Mais ce n’est pas l’histoire qui nous intéresse ici. Ce qui nous intéresse, c’est qu’Henri Pigozzi et Carlo Abarth se rencontrent et font connaissance. Ils bavardent de temps en temps et, quand Simca se retrouve avec une petite voiture avec moteur arrière en développement, à la fin des années 50 (en fait Fiat et Simca avaient voulu construire ensemble un successeur de 600cc, Project 122), l’expertise d’Abarth est évidemment bienvenue. Le fait que Rudolf Hruska, partenaire commercial de longue date et bon ami de Carlo Abarth, ait donné des conseils sur le développement de la Simca 1000 a certainement aussi été d’un grand secours. Les deux Autrichiens ont réussi à convaincre l’Italien qui vit en France, que la course serait certainement un bon moyen de faire connaître la Simca 1000, dessinée par Mario Revelli de Beaumont. C’est ainsi que débute une collaboration fructueuse…
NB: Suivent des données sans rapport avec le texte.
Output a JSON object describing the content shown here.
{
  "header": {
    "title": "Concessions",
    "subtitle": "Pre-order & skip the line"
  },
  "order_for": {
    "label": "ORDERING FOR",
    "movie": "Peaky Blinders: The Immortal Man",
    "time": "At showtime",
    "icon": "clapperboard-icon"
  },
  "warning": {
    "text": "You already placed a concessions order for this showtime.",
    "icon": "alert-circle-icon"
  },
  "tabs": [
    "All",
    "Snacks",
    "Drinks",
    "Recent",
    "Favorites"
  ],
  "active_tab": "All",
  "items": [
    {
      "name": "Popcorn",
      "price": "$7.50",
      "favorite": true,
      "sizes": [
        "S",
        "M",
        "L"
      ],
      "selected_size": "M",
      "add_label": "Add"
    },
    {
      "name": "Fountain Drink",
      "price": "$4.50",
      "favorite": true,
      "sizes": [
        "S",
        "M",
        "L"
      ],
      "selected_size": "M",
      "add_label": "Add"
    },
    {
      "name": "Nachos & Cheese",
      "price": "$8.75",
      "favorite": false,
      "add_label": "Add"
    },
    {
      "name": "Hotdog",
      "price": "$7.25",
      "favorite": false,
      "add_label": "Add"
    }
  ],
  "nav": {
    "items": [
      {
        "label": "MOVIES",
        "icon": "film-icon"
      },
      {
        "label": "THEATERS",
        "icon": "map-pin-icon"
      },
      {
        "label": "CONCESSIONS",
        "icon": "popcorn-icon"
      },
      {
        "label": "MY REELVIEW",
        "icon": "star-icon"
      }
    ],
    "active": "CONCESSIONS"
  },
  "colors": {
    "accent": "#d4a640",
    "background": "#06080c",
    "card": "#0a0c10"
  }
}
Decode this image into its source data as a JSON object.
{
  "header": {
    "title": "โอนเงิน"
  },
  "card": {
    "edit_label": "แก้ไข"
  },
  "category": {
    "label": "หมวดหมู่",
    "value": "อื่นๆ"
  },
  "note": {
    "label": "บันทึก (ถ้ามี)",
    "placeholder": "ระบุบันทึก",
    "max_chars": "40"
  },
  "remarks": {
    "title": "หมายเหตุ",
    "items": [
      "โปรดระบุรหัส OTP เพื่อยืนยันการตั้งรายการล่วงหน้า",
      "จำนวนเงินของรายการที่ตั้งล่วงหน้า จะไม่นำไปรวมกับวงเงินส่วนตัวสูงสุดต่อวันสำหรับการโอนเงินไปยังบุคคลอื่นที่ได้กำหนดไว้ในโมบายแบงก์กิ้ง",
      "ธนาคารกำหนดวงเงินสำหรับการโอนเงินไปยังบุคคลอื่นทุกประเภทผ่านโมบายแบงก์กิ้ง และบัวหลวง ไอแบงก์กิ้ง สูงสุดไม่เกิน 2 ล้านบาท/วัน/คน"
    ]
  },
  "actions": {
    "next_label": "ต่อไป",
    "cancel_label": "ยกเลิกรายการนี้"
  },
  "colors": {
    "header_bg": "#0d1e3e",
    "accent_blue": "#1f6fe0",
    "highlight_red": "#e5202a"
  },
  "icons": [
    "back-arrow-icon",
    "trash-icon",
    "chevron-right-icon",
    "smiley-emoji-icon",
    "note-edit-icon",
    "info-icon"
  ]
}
C’est un moment important dans l’histoire d’Abarth car, pour la première fois, les Turinois peuvent construire leur propre moteur, avec l’aide financière des Français. Bien qu’il y ait eu une commande pour rendre la Simca 1000 un peu plus rapide (à partir de laquelle la Simca-Abarth 1150 a été fabriquée), il y a aussi une 1300 prévue. Abarth agrandit le moteur Bialbero déjà existant à 1288 cm3 (alésage x course: 76 x 71 mm). Avec un taux de compression de 10,4:1 et deux carburateurs doubles coprs Weber-45DCOE, le moteur atteint 125 ch à 6000 tr/min (mais la limite de vitesse est de 7200 tr/min…). La plate-forme, la transmission, la direction et le châssis sont repris de la Simca 1000, la carrosserie est dessinée par Mario Colucci et construite par Odoardo Beccari juste à l’angle des ateliers Abarth du Corso Marche. (Par la suite, il y aura plusieurs formes de corps. On fait la distinction entre le «nez court» et le «nez long» ; les modèles ultérieurs seront construits par Sibona & Basano). L’engin, qui ne pèse que 630 kilos, a une lubrification par carter sec et peut atteindre 240 km/h! Il coûte 3,3 millions de lires, alors qu’une bonne Simca 1000 n’en coûte que 935 000. Mais pour la course, ces Abarth Simca 1300 valent le coup: elle vont gagner dans plus de 90 classes et catégories en peu de temps.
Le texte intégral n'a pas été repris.